Menurutnya, selama ini pemerintah cenderung hanya mengandalkan cara mudah dengan menggelar program rutin yang terbukti tidak efektif mempersempit jurang kesejahteraan antar kelompok masyarakat dan mengurangi kemiskinan.
“Mohon maaf Program Jambi MANTAP itukan sebagian program rutin yang dari dulu – dulu sudah ada, bantuan bibit, modal dan lain – lainnya, tapi di reduksi ulang oleh pak Gubernur. Padahal program rutin itu terbukti tidak efektif mempersempit jurang kesejahteraan antar kelompok masyarakat dan mengurangi kemiskinan.”
Noviardi juga mengatakan, apa yang ia sampaikan ini tentu akan diserang oleh buzzer dan para intelektual tukang disekeliling kekuasaan, tapi faktanya, bisa dilihat pada capaian di tiga tahun Program Jambi mantap.
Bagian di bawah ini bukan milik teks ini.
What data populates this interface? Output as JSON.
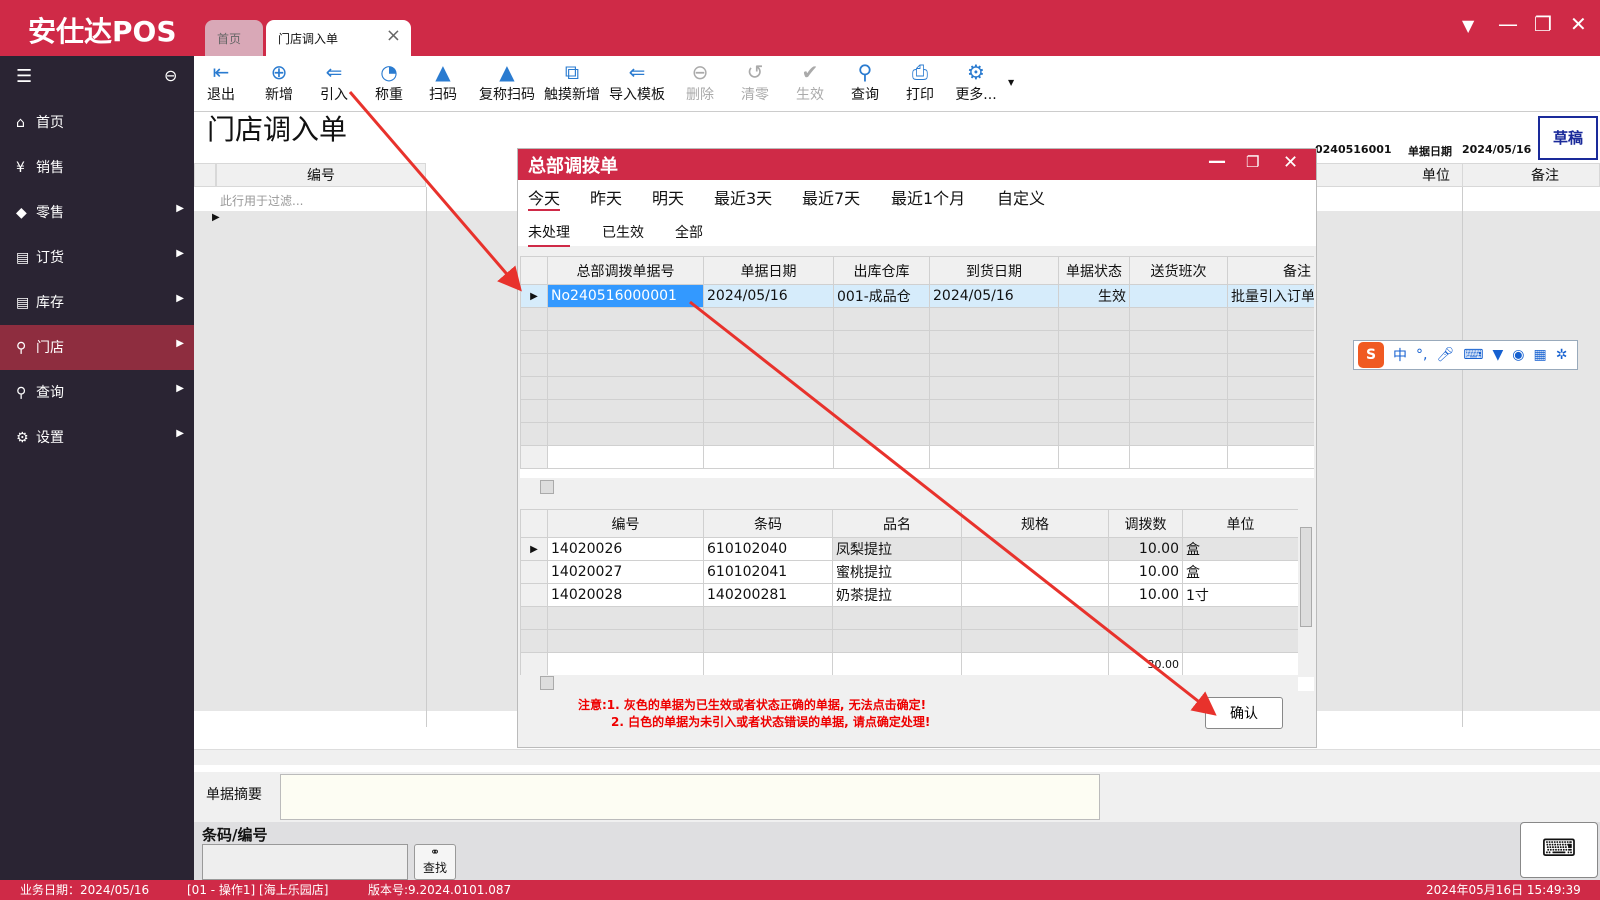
{
  "app": {
    "title": "安仕达POS",
    "tabs": [
      "首页",
      "门店调入单"
    ]
  },
  "sidebar": {
    "items": [
      {
        "label": "首页",
        "icon": "home-icon"
      },
      {
        "label": "销售",
        "icon": "yen-icon"
      },
      {
        "label": "零售",
        "icon": "tag-icon"
      },
      {
        "label": "订货",
        "icon": "database-icon"
      },
      {
        "label": "库存",
        "icon": "database-icon"
      },
      {
        "label": "门店",
        "icon": "search-icon",
        "active": true
      },
      {
        "label": "查询",
        "icon": "search-icon"
      },
      {
        "label": "设置",
        "icon": "gear-icon"
      }
    ]
  },
  "toolbar": {
    "items": [
      {
        "label": "退出",
        "enabled": true
      },
      {
        "label": "新增",
        "enabled": true
      },
      {
        "label": "引入",
        "enabled": true
      },
      {
        "label": "称重",
        "enabled": true
      },
      {
        "label": "扫码",
        "enabled": true
      },
      {
        "label": "复称扫码",
        "enabled": true
      },
      {
        "label": "触摸新增",
        "enabled": true
      },
      {
        "label": "导入模板",
        "enabled": true
      },
      {
        "label": "删除",
        "enabled": false
      },
      {
        "label": "清零",
        "enabled": false
      },
      {
        "label": "生效",
        "enabled": false
      },
      {
        "label": "查询",
        "enabled": true
      },
      {
        "label": "打印",
        "enabled": true
      },
      {
        "label": "更多...",
        "enabled": true
      }
    ]
  },
  "page": {
    "title": "门店调入单",
    "doc_no_fragment": "0240516001",
    "doc_date_label": "单据日期",
    "doc_date": "2024/05/16",
    "status_badge": "草稿",
    "grid_headers": [
      "编号",
      "单位",
      "备注"
    ],
    "filter_placeholder": "此行用于过滤...",
    "summary_label": "单据摘要",
    "barcode_label": "条码/编号",
    "find_label": "查找"
  },
  "dialog": {
    "title": "总部调拨单",
    "date_tabs": [
      "今天",
      "昨天",
      "明天",
      "最近3天",
      "最近7天",
      "最近1个月",
      "自定义"
    ],
    "status_tabs": [
      "未处理",
      "已生效",
      "全部"
    ],
    "upper_headers": [
      "总部调拨单据号",
      "单据日期",
      "出库仓库",
      "到货日期",
      "单据状态",
      "送货班次",
      "备注"
    ],
    "upper_rows": [
      [
        "No240516000001",
        "2024/05/16",
        "001-成品仓",
        "2024/05/16",
        "生效",
        "",
        "批量引入订单"
      ]
    ],
    "lower_headers": [
      "编号",
      "条码",
      "品名",
      "规格",
      "调拨数",
      "单位"
    ],
    "lower_rows": [
      [
        "14020026",
        "610102040",
        "凤梨提拉",
        "",
        "10.00",
        "盒"
      ],
      [
        "14020027",
        "610102041",
        "蜜桃提拉",
        "",
        "10.00",
        "盒"
      ],
      [
        "14020028",
        "140200281",
        "奶茶提拉",
        "",
        "10.00",
        "1寸"
      ]
    ],
    "lower_total": "30.00",
    "notice_1": "注意:1. 灰色的单据为已生效或者状态正确的单据, 无法点击确定!",
    "notice_2": "2. 白色的单据为未引入或者状态错误的单据, 请点确定处理!",
    "confirm_label": "确认"
  },
  "ime": {
    "items": [
      "中",
      "°,"
    ]
  },
  "statusbar": {
    "business_date": "业务日期：2024/05/16",
    "operator": "[01 - 操作1]  [海上乐园店]",
    "version": "版本号:9.2024.0101.087",
    "clock": "2024年05月16日 15:49:39"
  },
  "colors": {
    "brand": "#cf2a47",
    "sidebar": "#2a2433",
    "sidebar_active": "#8e2d3f",
    "selection": "#3399ff",
    "notice": "#ee0000"
  }
}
” Ini saya kutip data satu aja, tentang jumlah penduduk miskin Provinsi Jambi turun dari 7,7 % tahun 2022 menjadi 7,58 % tahun 2023 atau sebesar 0,19, menurut saya ini adalah penurunan kemiskinan yang semu. Dikatakan semu, faktanya tak terjadi perubahan apa – apa di lapangan, ” ungkapnya.
Ia pun mengingatkan ada perubahan mendasar dari pola pembangunan ekonomi yang menyebabkan kontribusi pertumbuhan ekonomi terhadap penyerapan lapangan kerja makin sedikit dari tahun ke tahun.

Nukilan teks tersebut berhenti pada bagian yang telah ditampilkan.